Noah contacted the modern-day Johnson to tell him the news.
"After the second trip, I called him and let him know we found the graveyard his uncle was in," Noah said.
The idea isn't to disinter the young man's body and bring it home for burial; both Johnson on Big Pine and Noah understand that it is not their role.
"We don't dig anything up; we don't disturb the area," Noah said. "Those are sacred sites and it's not our role to touch or move anything."
Whose role is it to disinter the bodies in the Pacific and bring them home?

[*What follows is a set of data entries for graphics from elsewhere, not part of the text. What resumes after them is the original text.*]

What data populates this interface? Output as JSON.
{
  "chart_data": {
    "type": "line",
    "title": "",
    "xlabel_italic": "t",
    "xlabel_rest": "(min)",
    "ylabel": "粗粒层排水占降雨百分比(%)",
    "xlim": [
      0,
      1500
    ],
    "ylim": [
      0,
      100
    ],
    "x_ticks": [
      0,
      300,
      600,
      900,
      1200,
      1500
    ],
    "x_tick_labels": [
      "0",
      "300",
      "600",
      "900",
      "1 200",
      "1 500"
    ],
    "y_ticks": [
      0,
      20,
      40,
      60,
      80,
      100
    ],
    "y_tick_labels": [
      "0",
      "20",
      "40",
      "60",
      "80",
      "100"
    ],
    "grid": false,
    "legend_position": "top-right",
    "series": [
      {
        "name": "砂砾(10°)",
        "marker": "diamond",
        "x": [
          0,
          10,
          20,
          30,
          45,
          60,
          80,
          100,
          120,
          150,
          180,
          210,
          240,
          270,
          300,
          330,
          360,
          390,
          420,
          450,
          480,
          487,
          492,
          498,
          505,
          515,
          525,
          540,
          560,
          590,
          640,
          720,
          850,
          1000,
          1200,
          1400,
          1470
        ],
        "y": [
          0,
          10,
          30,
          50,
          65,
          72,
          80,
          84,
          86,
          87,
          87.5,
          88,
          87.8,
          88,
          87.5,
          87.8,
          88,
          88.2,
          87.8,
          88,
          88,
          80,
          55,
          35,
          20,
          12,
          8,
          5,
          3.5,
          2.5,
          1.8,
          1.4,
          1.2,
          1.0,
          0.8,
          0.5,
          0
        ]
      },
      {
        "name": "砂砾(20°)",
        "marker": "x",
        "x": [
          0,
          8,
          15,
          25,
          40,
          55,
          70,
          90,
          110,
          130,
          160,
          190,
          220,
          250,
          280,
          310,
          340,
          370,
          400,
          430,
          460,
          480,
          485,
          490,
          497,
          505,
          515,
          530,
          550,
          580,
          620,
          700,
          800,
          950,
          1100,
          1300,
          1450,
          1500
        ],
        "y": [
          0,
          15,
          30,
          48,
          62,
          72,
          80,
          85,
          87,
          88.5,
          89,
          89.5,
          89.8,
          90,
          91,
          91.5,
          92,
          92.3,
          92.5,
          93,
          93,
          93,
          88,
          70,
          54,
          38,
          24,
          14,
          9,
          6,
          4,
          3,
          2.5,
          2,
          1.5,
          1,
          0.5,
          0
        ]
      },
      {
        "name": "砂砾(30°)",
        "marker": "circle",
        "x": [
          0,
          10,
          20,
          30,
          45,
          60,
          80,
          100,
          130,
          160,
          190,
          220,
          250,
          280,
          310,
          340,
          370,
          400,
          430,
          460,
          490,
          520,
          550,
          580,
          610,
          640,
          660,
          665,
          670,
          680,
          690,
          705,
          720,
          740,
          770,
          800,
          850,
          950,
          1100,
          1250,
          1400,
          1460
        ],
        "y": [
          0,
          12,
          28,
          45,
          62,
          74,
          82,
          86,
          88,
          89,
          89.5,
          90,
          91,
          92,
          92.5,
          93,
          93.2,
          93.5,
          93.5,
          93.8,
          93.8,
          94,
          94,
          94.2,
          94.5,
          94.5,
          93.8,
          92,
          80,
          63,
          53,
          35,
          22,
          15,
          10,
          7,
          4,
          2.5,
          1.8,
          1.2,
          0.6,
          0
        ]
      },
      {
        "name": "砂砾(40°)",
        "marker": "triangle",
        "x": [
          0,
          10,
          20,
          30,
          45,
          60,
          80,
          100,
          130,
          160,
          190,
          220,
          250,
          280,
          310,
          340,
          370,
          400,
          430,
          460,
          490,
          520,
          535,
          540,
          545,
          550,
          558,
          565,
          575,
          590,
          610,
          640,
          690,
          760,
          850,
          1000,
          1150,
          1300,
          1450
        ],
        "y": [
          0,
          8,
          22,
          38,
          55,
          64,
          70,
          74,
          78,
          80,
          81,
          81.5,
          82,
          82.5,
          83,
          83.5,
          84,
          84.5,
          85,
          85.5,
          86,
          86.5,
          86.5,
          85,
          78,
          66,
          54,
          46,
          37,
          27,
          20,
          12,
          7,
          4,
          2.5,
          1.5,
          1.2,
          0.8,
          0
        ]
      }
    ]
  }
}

The U.S. military's, Noah said.
"We don't go out of our way to contact families; that's intrusion -- they contact us," Noah said. "We don't know the military's procedures. They do. This is a forgotten issue because the military doesn't [bring the bodies home]. That's why private groups like ourselves are urging [the military] to get active. No one's looking for the Tarawa missing."
A soldier's memories
For Johnson, finding his uncle's remains was important not only for closure, but because he understands the chaos of war.
"It's a toss of the coin -- it could have been me," he said. "I was wounded in Vietnam by a hand grenade, and here's somebody who didn't make it. I did. He was only 17 or 18 and I was 21 when I was in Vietnam. War never changes."
Noah will speak about his trips to the Pacific and the fate of American servicemen in World War II at 6 p.m. today at the Key West Veterans of Foreign Wars headquarters at 2200 North Roosevelt Blvd.